A near miss in layman’s terms is just a close call. A near miss occurs when a medication error has taken place but by chance does not reach the patient. A near miss should also be reported internally for process improvement purposes. For example, you as the pharmacy technician are returning prescriptions back to stock that have not been picked up within 14 days of filling. You notice Mr. B’s blood pressure medication was in the same bag as Mrs. C’s heartburn medication. If dispensed, Mrs. C could have received Mr. B’s blood pressure medication, which would have been considered a dispensing error. However, since it never reached the patient and was discovered by chance, it is deemed a near miss.

Root-Cause Analysis (RCA)

A root-cause analysis is used to determine the underlying root cause of a problem.

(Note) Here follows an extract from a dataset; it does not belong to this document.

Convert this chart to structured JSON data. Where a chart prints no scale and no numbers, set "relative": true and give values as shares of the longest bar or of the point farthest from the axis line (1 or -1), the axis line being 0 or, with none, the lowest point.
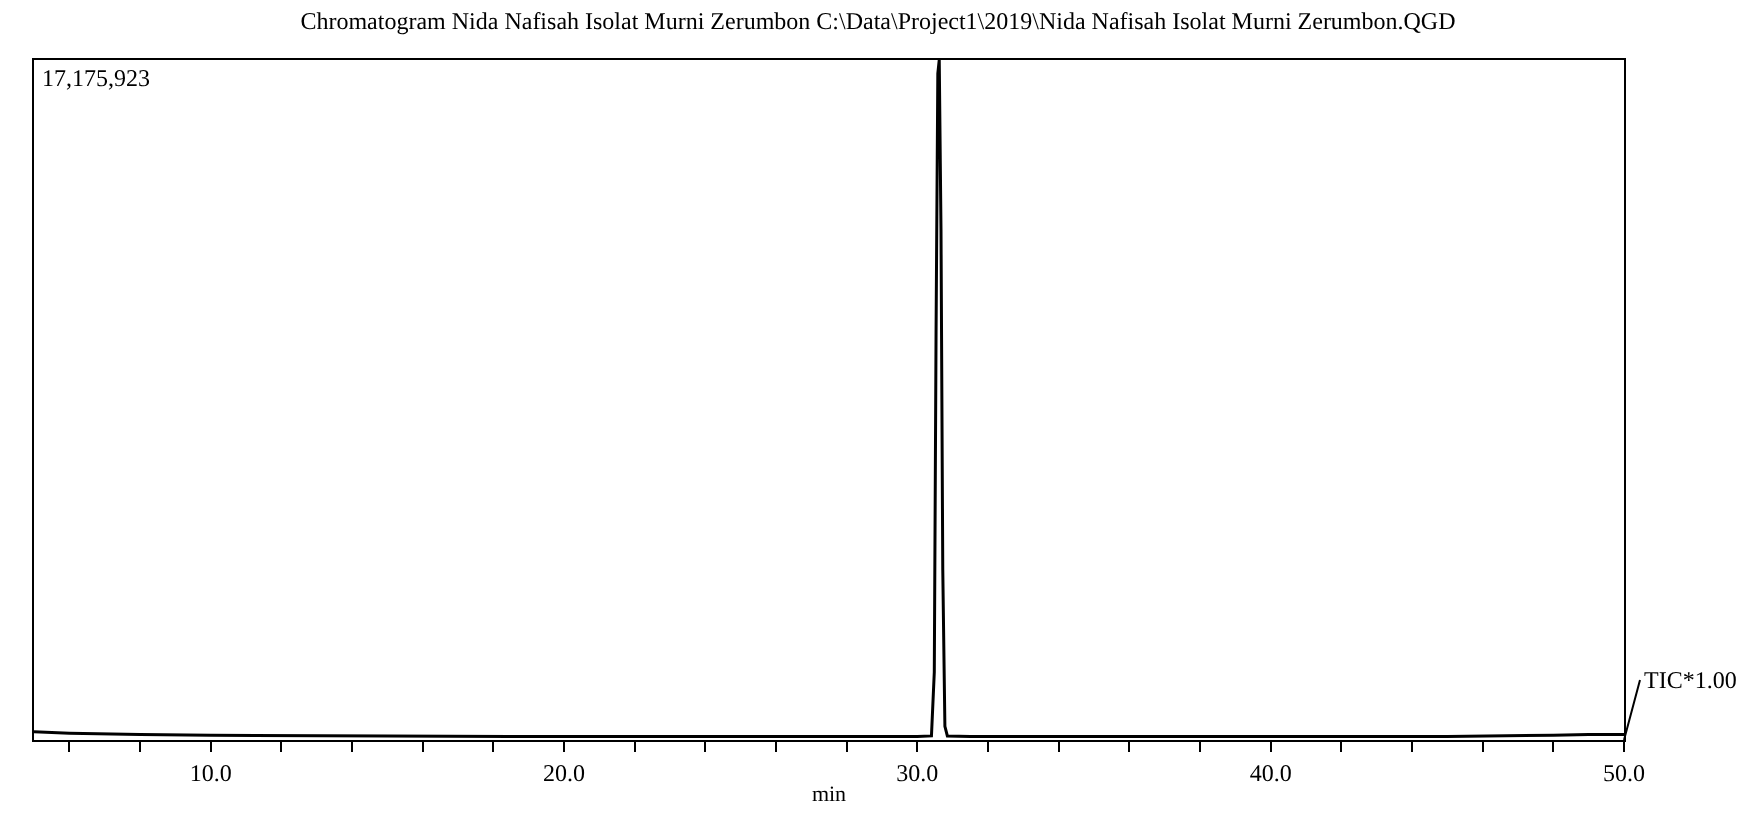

In pharmacy, this typically encompasses looking at the processes set in place for filling and dispensing a prescription and at what point did an error occur. It is important to know the origin of a medication error for process improvement and to prevent it from recurring. For example, Mr. Z called your pharmacy concerned because he picked up his refill for warfarin yesterday and noticed the pills were green this time instead of blue. He wanted to make sure he got the correct medication as they have always been blue. After a root-cause analysis was performed, you find out that the pharmacy technician filled his prescription for warfarin 2.5MG instead of warfarin 4MG and the pharmacist did not catch the mistake at the final check. To improve on this, the pharmacy implemented barcode scanning. Barcode scanning makes the product selection process easier, as it will not allow a prescription to be filled or checked by the pharmacist unless the barcode of the medication is scanned and matches the exact medication that is listed on the prescription label.